The South Africans, whose only competitive match in the past 20 months was against Georgia in the past fortnight, showed tremendous courage and match conditioning. Tackling saps the energy and Lukhanyo Am and his mates threw themselves at anything and everything that wore red.
The Lions will offer more in next week’s first Test at the very same stadium. They predictably and deliberately didn’t give away much in terms of attack and the South Africans will be more settled and more confident because of the 80 minute hit out against such quality opposition.
Both teams will feel they got something from the match and the rugby public will have got the most mouth watering appetiser of just how brutal the next month of Test rugby will be.

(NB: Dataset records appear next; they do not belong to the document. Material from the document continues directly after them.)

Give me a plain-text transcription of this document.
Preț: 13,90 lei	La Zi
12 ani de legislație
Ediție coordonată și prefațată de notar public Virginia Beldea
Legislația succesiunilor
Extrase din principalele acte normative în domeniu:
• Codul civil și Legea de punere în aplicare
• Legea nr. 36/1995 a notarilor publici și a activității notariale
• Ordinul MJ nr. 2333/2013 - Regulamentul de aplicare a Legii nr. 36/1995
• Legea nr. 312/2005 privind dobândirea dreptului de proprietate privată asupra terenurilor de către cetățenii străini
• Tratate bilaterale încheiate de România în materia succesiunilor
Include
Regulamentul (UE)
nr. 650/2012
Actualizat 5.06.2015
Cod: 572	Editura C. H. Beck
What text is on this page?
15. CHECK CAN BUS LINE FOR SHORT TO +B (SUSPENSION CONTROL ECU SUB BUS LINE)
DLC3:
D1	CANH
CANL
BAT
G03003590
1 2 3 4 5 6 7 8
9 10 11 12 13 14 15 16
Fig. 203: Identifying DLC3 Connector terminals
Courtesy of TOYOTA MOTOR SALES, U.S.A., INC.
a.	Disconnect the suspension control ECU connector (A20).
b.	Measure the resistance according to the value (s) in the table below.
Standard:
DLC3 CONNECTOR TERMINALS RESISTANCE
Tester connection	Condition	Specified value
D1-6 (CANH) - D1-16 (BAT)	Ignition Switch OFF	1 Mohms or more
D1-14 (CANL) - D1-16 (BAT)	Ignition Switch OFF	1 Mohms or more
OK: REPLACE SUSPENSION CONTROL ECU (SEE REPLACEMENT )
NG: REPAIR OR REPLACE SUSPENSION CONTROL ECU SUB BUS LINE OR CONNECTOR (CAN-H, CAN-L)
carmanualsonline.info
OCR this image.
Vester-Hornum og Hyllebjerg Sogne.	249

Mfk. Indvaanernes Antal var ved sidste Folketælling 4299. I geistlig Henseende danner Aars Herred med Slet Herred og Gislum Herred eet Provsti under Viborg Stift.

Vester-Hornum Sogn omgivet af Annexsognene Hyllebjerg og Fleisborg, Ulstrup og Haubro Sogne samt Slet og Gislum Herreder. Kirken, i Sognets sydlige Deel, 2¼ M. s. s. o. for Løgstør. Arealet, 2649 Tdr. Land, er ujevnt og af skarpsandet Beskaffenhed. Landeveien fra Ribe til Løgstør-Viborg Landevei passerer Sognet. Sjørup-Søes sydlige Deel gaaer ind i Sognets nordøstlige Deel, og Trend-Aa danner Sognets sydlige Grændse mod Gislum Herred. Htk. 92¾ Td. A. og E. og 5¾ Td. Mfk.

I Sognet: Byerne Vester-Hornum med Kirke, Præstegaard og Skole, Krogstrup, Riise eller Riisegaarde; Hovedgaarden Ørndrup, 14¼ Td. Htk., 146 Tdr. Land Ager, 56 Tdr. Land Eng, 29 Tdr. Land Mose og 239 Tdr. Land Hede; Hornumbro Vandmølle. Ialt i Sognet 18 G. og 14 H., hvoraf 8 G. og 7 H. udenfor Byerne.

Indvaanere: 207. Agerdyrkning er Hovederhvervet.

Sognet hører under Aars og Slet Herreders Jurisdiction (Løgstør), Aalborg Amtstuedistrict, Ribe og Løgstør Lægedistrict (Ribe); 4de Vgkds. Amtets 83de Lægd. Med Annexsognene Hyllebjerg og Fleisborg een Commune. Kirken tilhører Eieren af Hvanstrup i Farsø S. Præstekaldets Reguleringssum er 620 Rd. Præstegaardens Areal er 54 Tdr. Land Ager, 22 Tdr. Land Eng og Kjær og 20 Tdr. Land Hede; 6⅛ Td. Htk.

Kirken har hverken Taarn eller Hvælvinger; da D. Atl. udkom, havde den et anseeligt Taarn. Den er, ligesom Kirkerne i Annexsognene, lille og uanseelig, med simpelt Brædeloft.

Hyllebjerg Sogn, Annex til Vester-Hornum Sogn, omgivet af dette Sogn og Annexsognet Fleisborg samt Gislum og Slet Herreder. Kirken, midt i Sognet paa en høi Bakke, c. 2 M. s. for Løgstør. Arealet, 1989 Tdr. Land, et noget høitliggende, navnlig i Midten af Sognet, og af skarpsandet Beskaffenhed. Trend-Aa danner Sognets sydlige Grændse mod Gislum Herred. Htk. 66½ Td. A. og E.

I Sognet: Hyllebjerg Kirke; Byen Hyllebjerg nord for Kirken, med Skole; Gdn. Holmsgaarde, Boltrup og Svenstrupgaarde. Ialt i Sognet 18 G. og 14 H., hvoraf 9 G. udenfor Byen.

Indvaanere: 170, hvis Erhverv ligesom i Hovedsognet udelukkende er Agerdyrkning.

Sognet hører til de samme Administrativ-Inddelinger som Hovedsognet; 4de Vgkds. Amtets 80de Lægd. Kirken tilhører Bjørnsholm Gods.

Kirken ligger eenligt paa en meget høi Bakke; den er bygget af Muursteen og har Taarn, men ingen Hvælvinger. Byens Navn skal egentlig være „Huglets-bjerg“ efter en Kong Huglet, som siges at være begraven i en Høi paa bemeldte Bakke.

The SA ‘A’ side after 35 minutes were totally disrupted, playing with 13 and then losing Pieter-Steph du Toit to a head knock, and the team that played the final quarter was without Willie le Roux, Damian de Allende, Du Toit and Jasper Wiese. Franco Mostert, starting at lock, would finish the match at flank, with utility back Jesse Kriel on the other flank and replacement scrumhalf Hershel Jantjies on the wing.
Winger Cheslin Kolbe was electric, and lock Eben Etzebeth was colossal and captain Am was inspirational.
Individually there will big wins on both sides, with Tom Curry and Owen Farrell make big statements for the Lions, but the overriding take away was that the South Africans, starved of Test rugby since beating England, are no less effective than they were when they won the World Cup.
The win is big for South African rugby, in the context of the tour and also the Test series. The Lions had made merry in the first three matches against inferior provincial opposition, and the test on Wednesday night was to see how they would respond to the physicality and intensity of the shadow South African Test side. In that first 30 minutes they looked shell-shocked and they only worked their way back into the match when they were playing 15 on 13.
It is the result South African rugby needed, if only to restore the confidence in these world champion players.
Mark Keohane and Moneyman called an SA ‘A’ win by 5 and 3 points respectively. They won by 4.